As Forças Armadas dos Estados Unidos suspenderam, nesta quinta-feira (18), o bloqueio de todo o tráfego marítimo que entra e sai dos portos e áreas costeiras do Irã. A medida foi anunciada pelo Comando Central das Forças Armadas dos EUA (CENTCOM, na sigla em inglês) horas depois da assinatura de um acordo entre Washington e Teerã para encerrar o conflito no Oriente Médio, iniciado em 28 de fevereiro.

“Hoje, as forças americanas suspenderam o bloqueio de todo o tráfego marítimo que entra e sai dos portos e áreas costeiras iranianas, em conformidade com a diretriz do presidente [Donald Trump]”, afirmou o CENTCOM em comunicado publicado na rede social X.

Segundo o comando militar norte-americano, as forças dos Estados Unidos “não estão impedindo o trânsito de embarcações de ou para portos iranianos no Golfo Pérsico e no Golfo de Omã”.

“Todos os esforços militares dos EUA para impor o bloqueio cessaram. Nossos grandes navios de guerra permanecerão na área para garantir que todos os aspectos do acordo sejam respeitados e cumpridos, estando em pleno vigor e efeito.”

Após a assinatura do acordo de paz, cerca de 12,5 milhões de barris de petróleo bruto atravessaram o Estreito de Ormuz durante a madrugada desta quinta-feira, informou o vice-presidente dos EUA, JD Vance. A passagem pelo Estreito de Ormuz é considerada estratégica para o abastecimento energético global, por onde transita cerca de 20% de todo o petróleo comercializado no mundo e que havia sido afetado pelo conflito.

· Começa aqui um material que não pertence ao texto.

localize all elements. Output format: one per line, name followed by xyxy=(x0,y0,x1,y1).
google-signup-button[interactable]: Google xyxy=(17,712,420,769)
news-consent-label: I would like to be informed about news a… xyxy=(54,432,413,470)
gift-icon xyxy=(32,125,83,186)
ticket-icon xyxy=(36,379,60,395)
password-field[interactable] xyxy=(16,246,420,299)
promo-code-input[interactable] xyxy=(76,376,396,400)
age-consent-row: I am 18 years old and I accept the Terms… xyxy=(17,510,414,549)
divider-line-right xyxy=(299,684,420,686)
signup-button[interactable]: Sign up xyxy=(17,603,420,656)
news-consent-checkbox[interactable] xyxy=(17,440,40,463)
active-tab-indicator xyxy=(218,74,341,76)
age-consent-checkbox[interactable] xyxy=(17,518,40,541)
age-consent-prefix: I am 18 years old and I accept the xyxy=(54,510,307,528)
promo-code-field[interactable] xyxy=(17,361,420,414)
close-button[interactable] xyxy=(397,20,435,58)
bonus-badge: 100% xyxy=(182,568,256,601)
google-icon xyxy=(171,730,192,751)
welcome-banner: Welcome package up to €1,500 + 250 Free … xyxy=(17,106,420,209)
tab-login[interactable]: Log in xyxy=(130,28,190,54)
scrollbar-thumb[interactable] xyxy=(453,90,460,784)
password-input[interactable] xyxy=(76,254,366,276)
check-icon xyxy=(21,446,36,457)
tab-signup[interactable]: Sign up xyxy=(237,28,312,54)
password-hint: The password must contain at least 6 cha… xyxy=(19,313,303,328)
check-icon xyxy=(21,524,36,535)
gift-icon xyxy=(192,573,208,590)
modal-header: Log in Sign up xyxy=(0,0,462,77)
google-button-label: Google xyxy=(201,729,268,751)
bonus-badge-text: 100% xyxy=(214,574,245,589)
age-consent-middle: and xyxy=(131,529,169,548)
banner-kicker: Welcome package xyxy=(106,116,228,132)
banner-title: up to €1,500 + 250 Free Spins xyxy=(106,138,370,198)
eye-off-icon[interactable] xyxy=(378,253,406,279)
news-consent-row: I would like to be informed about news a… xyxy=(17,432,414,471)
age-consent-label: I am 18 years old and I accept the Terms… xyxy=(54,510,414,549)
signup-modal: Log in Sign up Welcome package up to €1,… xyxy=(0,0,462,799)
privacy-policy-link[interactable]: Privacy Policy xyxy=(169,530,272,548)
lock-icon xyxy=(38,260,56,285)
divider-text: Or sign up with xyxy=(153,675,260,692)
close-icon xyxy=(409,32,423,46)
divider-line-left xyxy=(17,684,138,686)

O presidente dos Estados Unidos, Donald Trump, assinou, na noite de quarta-feira (17), um memorando de entendimento para encerrar a guerra. O documento também foi assinado pelo presidente do Irã, Masoud Pezeshkian, e deverá entrar em vigor na sexta-feira (19). Entre os principais pontos estão a reabertura imediata do Estreito de Ormuz e o fim do bloqueio americano aos portos iranianos.

Apesar do avanço diplomático, a situação permanece tensa em outras áreas da região. No Líbano, onde mais de um milhão de pessoas seguem deslocadas pelos combates, as forças israelenses realizaram novos ataques aéreos na manhã desta quinta-feira, levantando dúvidas sobre a extensão dos esforços de Washington para garantir o fim das hostilidades entre seus aliados e adversários na região.